The gradual, continuous temperature increase of 1 to 1.5°C since 1991, the extended droughts, flash floods and cyclones, have become more frequent in the past 25 years, and the effects of longer-term climatic change – erratic rainfall, disrupted monsoon seasons, strong winds, storms and soil erosion pose a serious threat to 83 per cent of the population very reliant on renewable resources from agriculture, pastoralism, hunting, forestry and fishing.

Rising temperatures and the strong increase in very hot days will very likely result in an increased exposure to heatwaves in Somalia. Heat-related mortality will very likely increase to between 2.7 and 3.3 deaths per 100 000 people/year until 2030, and then drastically increase to between 3.6 and 11.4 deaths per 100 000 people/year until 2080, depending on the emissions scenario.

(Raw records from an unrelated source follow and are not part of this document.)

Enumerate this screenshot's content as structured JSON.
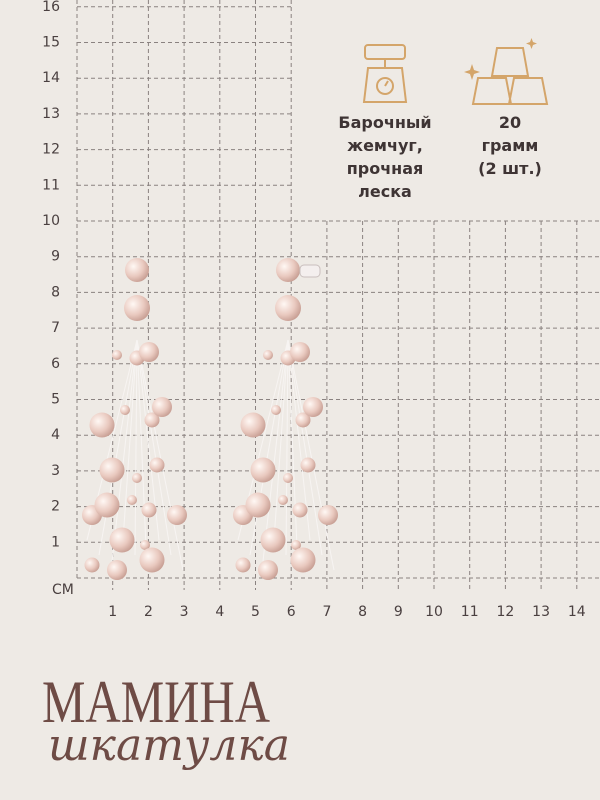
{
  "ruler": {
    "unit": "СМ",
    "y_labels": [
      1,
      2,
      3,
      4,
      5,
      6,
      7,
      8,
      9,
      10,
      11,
      12,
      13,
      14,
      15,
      16
    ],
    "x_labels": [
      1,
      2,
      3,
      4,
      5,
      6,
      7,
      8,
      9,
      10,
      11,
      12,
      13,
      14
    ]
  },
  "features": [
    {
      "lines": [
        "Барочный",
        "жемчуг,",
        "прочная",
        "леска"
      ]
    },
    {
      "lines": [
        "20",
        "грамм",
        "(2 шт.)"
      ]
    }
  ],
  "brand": {
    "title": "МАМИНА",
    "subtitle": "шкатулка"
  }
}
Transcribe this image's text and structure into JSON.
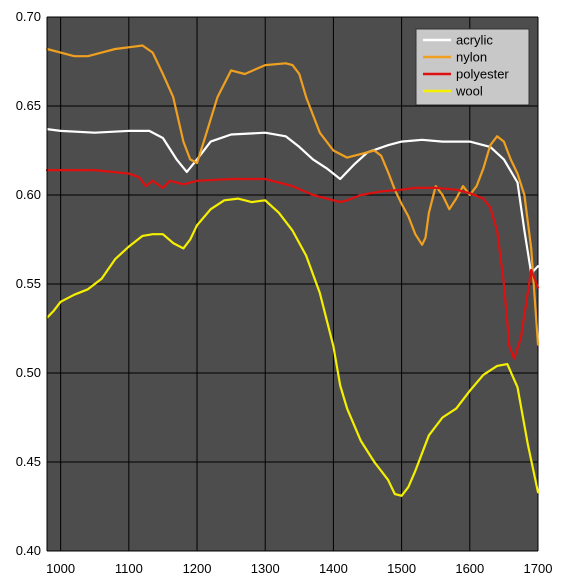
{
  "chart_data": {
    "type": "line",
    "title": "",
    "xlabel": "",
    "ylabel": "",
    "xlim": [
      980,
      1700
    ],
    "ylim": [
      0.4,
      0.7
    ],
    "x_ticks": [
      "1000",
      "1100",
      "1200",
      "1300",
      "1400",
      "1500",
      "1600",
      "1700"
    ],
    "y_ticks": [
      "0.40",
      "0.45",
      "0.50",
      "0.55",
      "0.60",
      "0.65",
      "0.70"
    ],
    "grid": true,
    "legend_position": "top-right",
    "background": "#4d4d4d",
    "series": [
      {
        "name": "acrylic",
        "color": "#ffffff",
        "x": [
          980,
          1000,
          1050,
          1100,
          1130,
          1150,
          1170,
          1185,
          1200,
          1220,
          1250,
          1300,
          1330,
          1350,
          1370,
          1390,
          1410,
          1430,
          1450,
          1480,
          1500,
          1530,
          1560,
          1600,
          1630,
          1650,
          1670,
          1680,
          1690,
          1700
        ],
        "y": [
          0.637,
          0.636,
          0.635,
          0.636,
          0.636,
          0.632,
          0.62,
          0.613,
          0.62,
          0.63,
          0.634,
          0.635,
          0.633,
          0.627,
          0.62,
          0.615,
          0.609,
          0.617,
          0.624,
          0.628,
          0.63,
          0.631,
          0.63,
          0.63,
          0.627,
          0.62,
          0.607,
          0.58,
          0.556,
          0.56
        ]
      },
      {
        "name": "nylon",
        "color": "#f0a020",
        "x": [
          980,
          1000,
          1020,
          1040,
          1060,
          1080,
          1100,
          1120,
          1135,
          1150,
          1165,
          1180,
          1190,
          1200,
          1210,
          1230,
          1250,
          1270,
          1300,
          1330,
          1340,
          1350,
          1360,
          1380,
          1400,
          1420,
          1440,
          1460,
          1470,
          1480,
          1490,
          1500,
          1510,
          1520,
          1530,
          1535,
          1540,
          1550,
          1560,
          1570,
          1580,
          1590,
          1600,
          1610,
          1620,
          1630,
          1640,
          1650,
          1660,
          1670,
          1680,
          1690,
          1700
        ],
        "y": [
          0.682,
          0.68,
          0.678,
          0.678,
          0.68,
          0.682,
          0.683,
          0.684,
          0.68,
          0.668,
          0.655,
          0.63,
          0.62,
          0.618,
          0.63,
          0.655,
          0.67,
          0.668,
          0.673,
          0.674,
          0.673,
          0.668,
          0.655,
          0.635,
          0.625,
          0.621,
          0.623,
          0.625,
          0.622,
          0.613,
          0.603,
          0.595,
          0.588,
          0.578,
          0.572,
          0.576,
          0.59,
          0.605,
          0.6,
          0.592,
          0.598,
          0.605,
          0.6,
          0.605,
          0.615,
          0.628,
          0.633,
          0.63,
          0.62,
          0.612,
          0.6,
          0.57,
          0.516
        ]
      },
      {
        "name": "polyester",
        "color": "#dd1111",
        "x": [
          980,
          1000,
          1050,
          1100,
          1115,
          1125,
          1135,
          1150,
          1160,
          1180,
          1200,
          1250,
          1300,
          1340,
          1370,
          1400,
          1410,
          1420,
          1440,
          1470,
          1500,
          1520,
          1550,
          1580,
          1600,
          1620,
          1630,
          1640,
          1650,
          1658,
          1665,
          1675,
          1690,
          1700
        ],
        "y": [
          0.614,
          0.614,
          0.614,
          0.612,
          0.61,
          0.605,
          0.608,
          0.604,
          0.608,
          0.606,
          0.608,
          0.609,
          0.609,
          0.605,
          0.6,
          0.597,
          0.596,
          0.597,
          0.6,
          0.602,
          0.603,
          0.604,
          0.604,
          0.603,
          0.601,
          0.598,
          0.593,
          0.58,
          0.55,
          0.515,
          0.508,
          0.52,
          0.558,
          0.548
        ]
      },
      {
        "name": "wool",
        "color": "#f5f000",
        "x": [
          980,
          990,
          1000,
          1020,
          1040,
          1060,
          1080,
          1100,
          1120,
          1135,
          1150,
          1165,
          1180,
          1190,
          1200,
          1220,
          1240,
          1260,
          1280,
          1300,
          1320,
          1340,
          1360,
          1380,
          1400,
          1410,
          1420,
          1440,
          1460,
          1480,
          1490,
          1500,
          1510,
          1520,
          1540,
          1560,
          1580,
          1600,
          1620,
          1640,
          1655,
          1670,
          1685,
          1700
        ],
        "y": [
          0.531,
          0.535,
          0.54,
          0.544,
          0.547,
          0.553,
          0.564,
          0.571,
          0.577,
          0.578,
          0.578,
          0.573,
          0.57,
          0.575,
          0.583,
          0.592,
          0.597,
          0.598,
          0.596,
          0.597,
          0.59,
          0.58,
          0.566,
          0.545,
          0.515,
          0.493,
          0.48,
          0.462,
          0.45,
          0.44,
          0.432,
          0.431,
          0.436,
          0.445,
          0.465,
          0.475,
          0.48,
          0.49,
          0.499,
          0.504,
          0.505,
          0.492,
          0.46,
          0.433
        ]
      }
    ]
  }
}
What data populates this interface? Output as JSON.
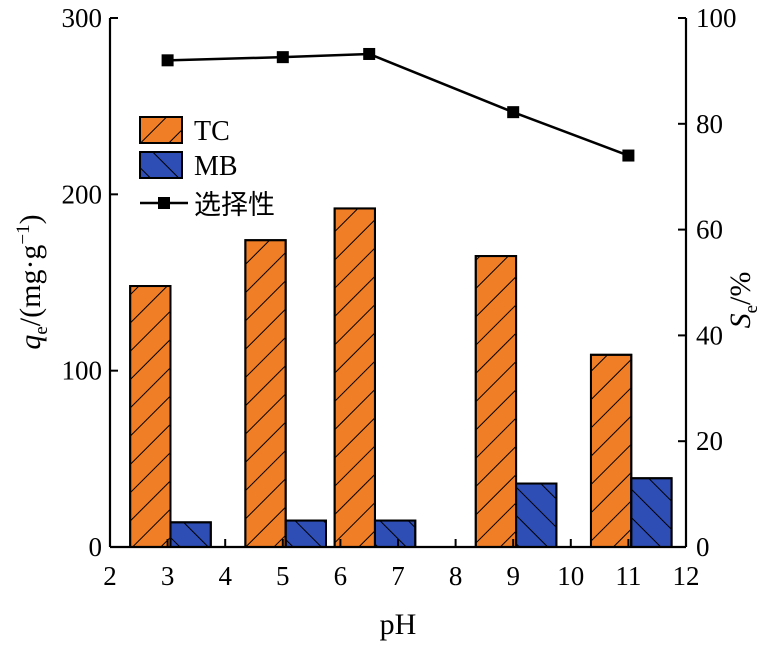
{
  "chart_data": {
    "type": "bar",
    "x_axis": {
      "label": "pH",
      "ticks": [
        "2",
        "3",
        "4",
        "5",
        "6",
        "7",
        "8",
        "9",
        "10",
        "11",
        "12"
      ],
      "range": [
        2,
        12
      ]
    },
    "y_left": {
      "label_prefix": "q",
      "label_sub": "e",
      "label_suffix": "/(mg·g",
      "label_sup": "−1",
      "label_end": ")",
      "ticks": [
        "0",
        "100",
        "200",
        "300"
      ],
      "range": [
        0,
        300
      ]
    },
    "y_right": {
      "label_prefix": "S",
      "label_sub": "e",
      "label_suffix": "/%",
      "ticks": [
        "0",
        "20",
        "40",
        "60",
        "80",
        "100"
      ],
      "range": [
        0,
        100
      ]
    },
    "series": [
      {
        "name": "TC",
        "type": "bar",
        "axis": "left",
        "color": "#F07E26",
        "hatch": "forward",
        "x_start": [
          2.35,
          4.35,
          5.9,
          8.35,
          10.35
        ],
        "x_end": [
          3.05,
          5.05,
          6.6,
          9.05,
          11.05
        ],
        "values": [
          148,
          174,
          192,
          165,
          109
        ]
      },
      {
        "name": "MB",
        "type": "bar",
        "axis": "left",
        "color": "#2E4DB5",
        "hatch": "backward",
        "x_start": [
          3.05,
          5.05,
          6.6,
          9.05,
          11.05
        ],
        "x_end": [
          3.75,
          5.75,
          7.3,
          9.75,
          11.75
        ],
        "values": [
          14,
          15,
          15,
          36,
          39
        ]
      },
      {
        "name": "选择性",
        "type": "line",
        "axis": "right",
        "color": "#000000",
        "x": [
          3.0,
          5.0,
          6.5,
          9.0,
          11.0
        ],
        "values": [
          92,
          92.6,
          93.2,
          82.2,
          74
        ]
      }
    ],
    "legend": {
      "position": "top-left",
      "entries": [
        "TC",
        "MB",
        "选择性"
      ]
    },
    "grid": false
  }
}
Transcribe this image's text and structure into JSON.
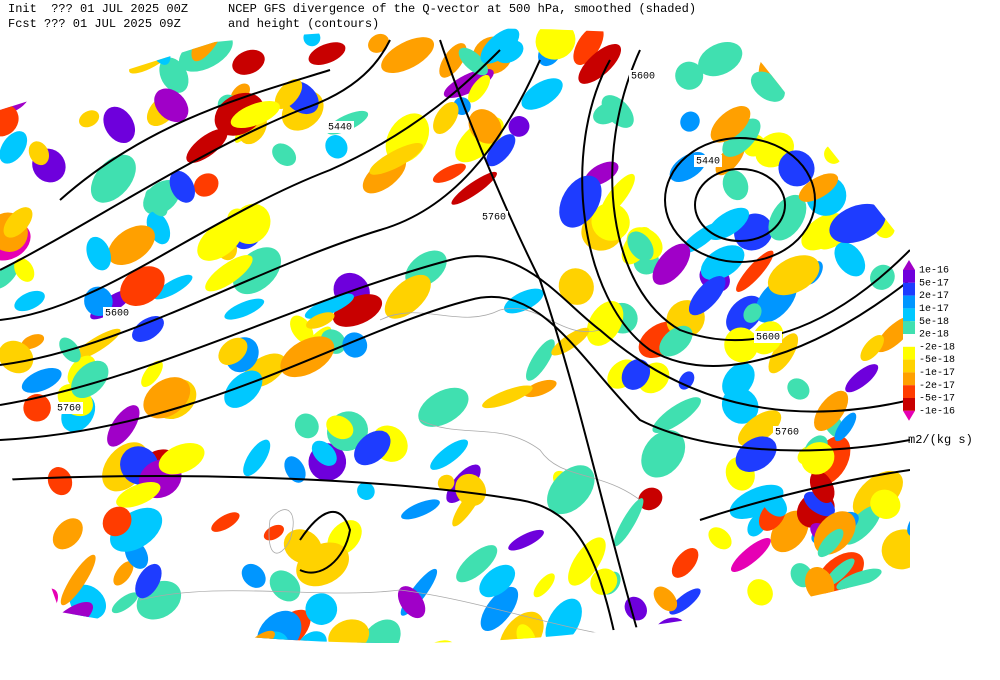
{
  "header": {
    "init": "Init  ??? 01 JUL 2025 00Z",
    "title": "NCEP GFS divergence of the Q-vector at 500 hPa, smoothed (shaded)",
    "fcst": "Fcst ??? 01 JUL 2025 09Z",
    "subtitle": "and height (contours)"
  },
  "contour_labels": [
    "5600",
    "5440",
    "5440",
    "5760",
    "5600",
    "5600",
    "5760",
    "5760"
  ],
  "colorbar": {
    "labels": [
      "1e-16",
      "5e-17",
      "2e-17",
      "1e-17",
      "5e-18",
      "2e-18",
      "-2e-18",
      "-5e-18",
      "-1e-17",
      "-2e-17",
      "-5e-17",
      "-1e-16"
    ],
    "units": "m2/(kg s)"
  }
}
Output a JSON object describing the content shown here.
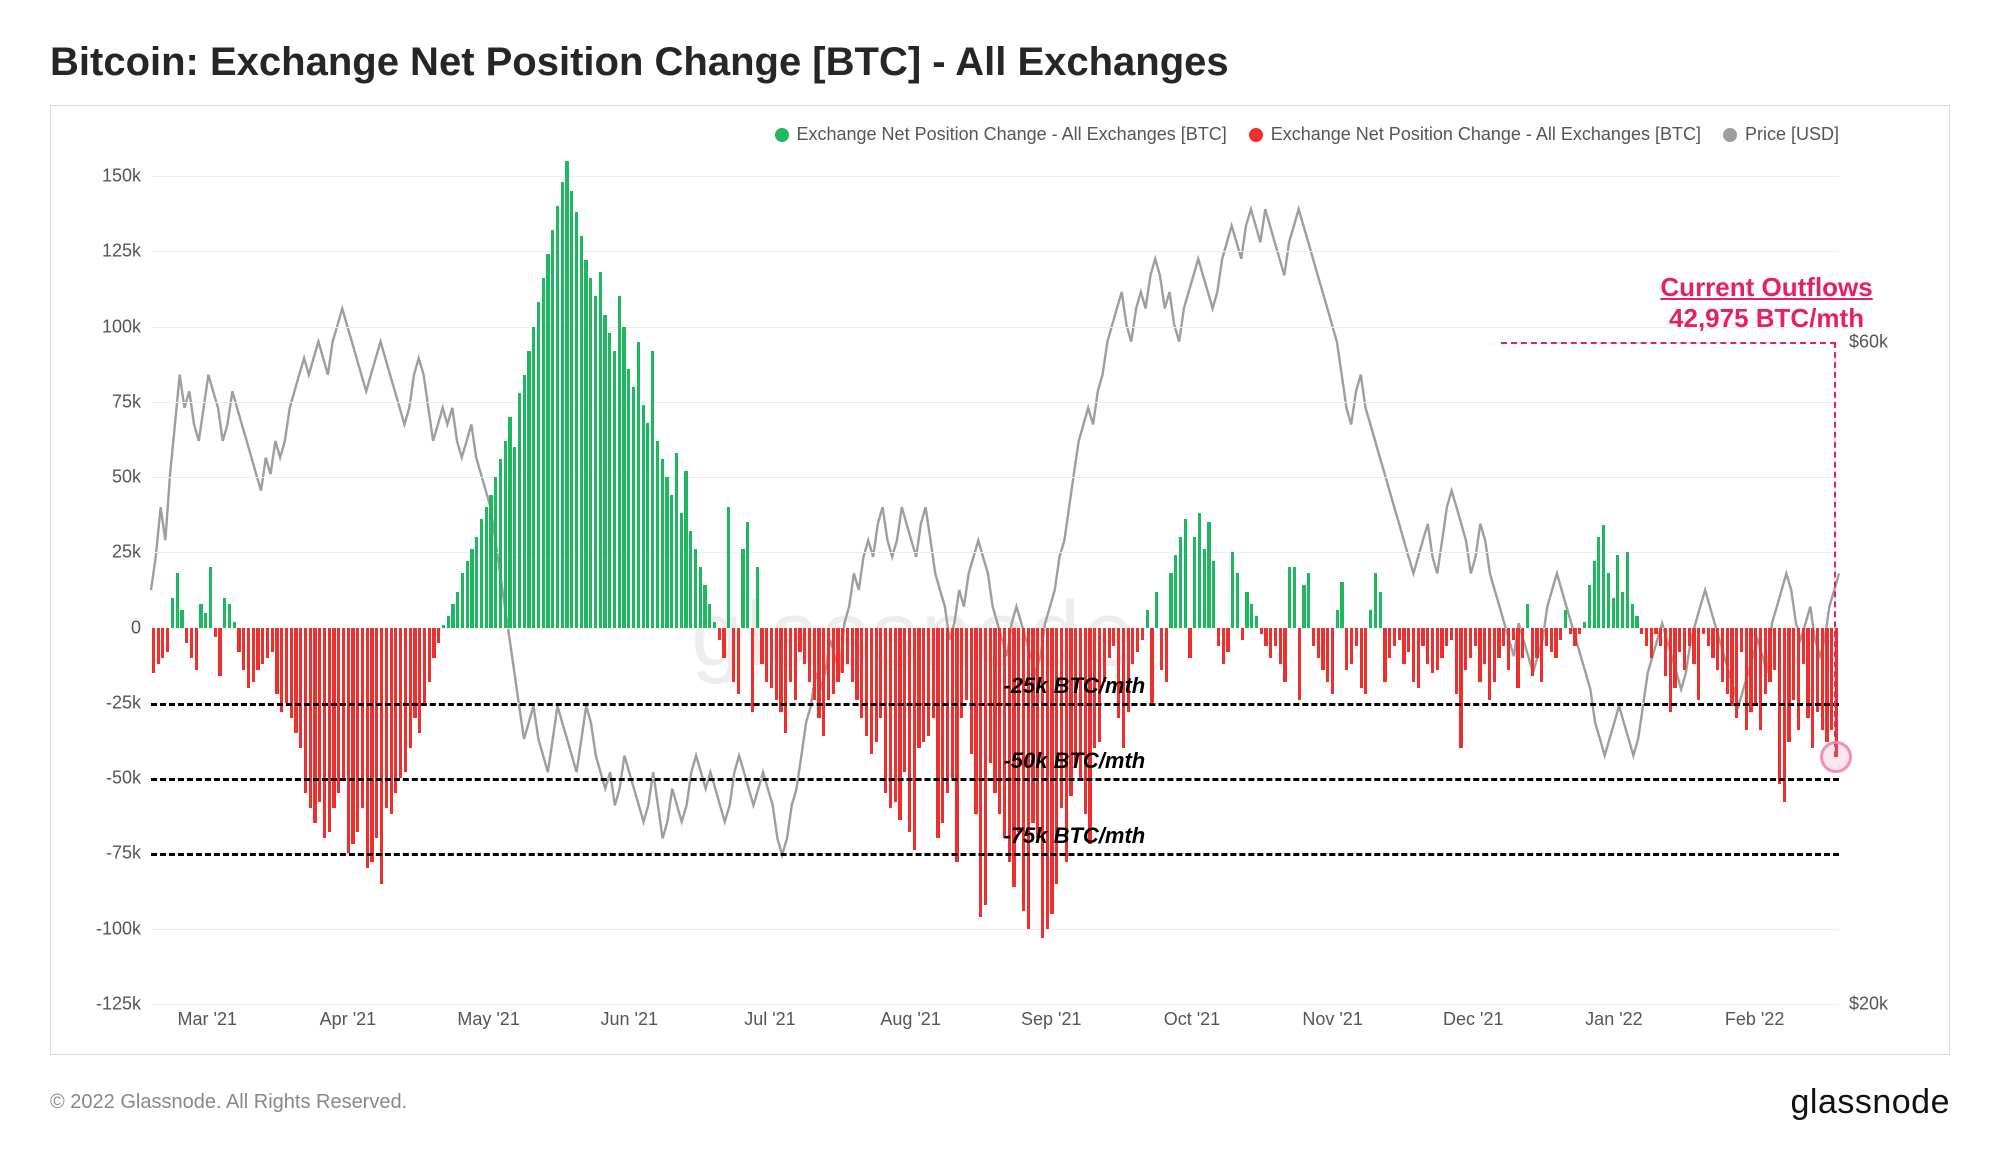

== Climate change mitigation and adaptation==

The severe impacts of climate change on the region, made climate change mitigation and adaptation an important issue in it.

=== Policies and legislation ===

Somalia was an early signatory of the Paris Climate Agreement in 2016.

The country formulated its first National Adaptation Programme of Action (NAPA) in 2013. The program developed with the support of the UN Development Programme (UNDP), was Somalia's first step towards a nationwide climate adaptation strategy.

=== Water management mitigation ===
Since the formulation of the first NAPA plan, progress has been made in boosting resilience to prepare for and withstand extreme weather, such as better water management to be able to withstand drought periods.

Ecosystem-based adaptation solutions are being embraced. In one example, under a UNDP-supported water management project, community-led afforestation initiatives are helping combat desertification.

Other alternatives include rewilding of water catchment construction, rehabilitation of water infrastructure, flood defense walls, irrigation canals, mapping water resources and breakage points along rivers, rangeland restoration of soils, mangrove, cactus and tree planting, change in breeding practices etc.

=== Greenhouse gas mitigation ===
- In 2014 Somalia was responsible for 36.46 MtCO2e (metric greenhouse gas (GHG) emissions, or 0.07% of the world total emissions
- Per capita Somalis produced 1.02 tCO2e of GHG emissions. Worldwide is 6.73 tCO2e per capita.
  - Agriculture was the most significant emitting sector, at 56 % of country's total emissions.
  - Land-use change and forestry (LUCF) accounted for 36% of country's total emissions.
  - Land use change and forestry reduce emission by 16% between 1990 and 2014.
  - Somalia's population has grown by 390% between 1960 and 2010, to reach approximately 13.5 million people in 2014.

In 2021, Somalia registered a new NDC plan, which includes an overall goal to reduce greenhouse gas "business-as-usual" emissions by 30 percent by 2030 and adapt to the effects of climate change under the global Paris Agreement.

===Climate change and adaptations===

Innovation and technology are critical to dealing with the many facets of the climate crisis, this include climate change adaptation, which seeks to lower the risks posed by the consequences of climate change. Because of changes in extreme weather and sea level rise, due to climate change, the UN has recommended early warning systems as key elements of climate change adaptation and climate risk management. Technological advances have made it possible to trigger an early and rapid response to threats such as locust swarms. Rainy conditions create favorable conditions for locust swarms to breed. Their invasion presents a threat to food security, where a small swarm of 1km2 can in just one day consume crops and vegetation that could feed 35000 people. The FAO delivered desert an early warning system to delay monitor conditions favoring locust invasions to Somalia. The locus surveillance and control system rely on satellite imagery as well as weather and habitat data and can cast alerts up to six weeks in advance of a possible invasion. To make data collection more accessible, a mobile smartphone app. was developed and satellite data communicator modified to enable farmers without connectivity to collect data.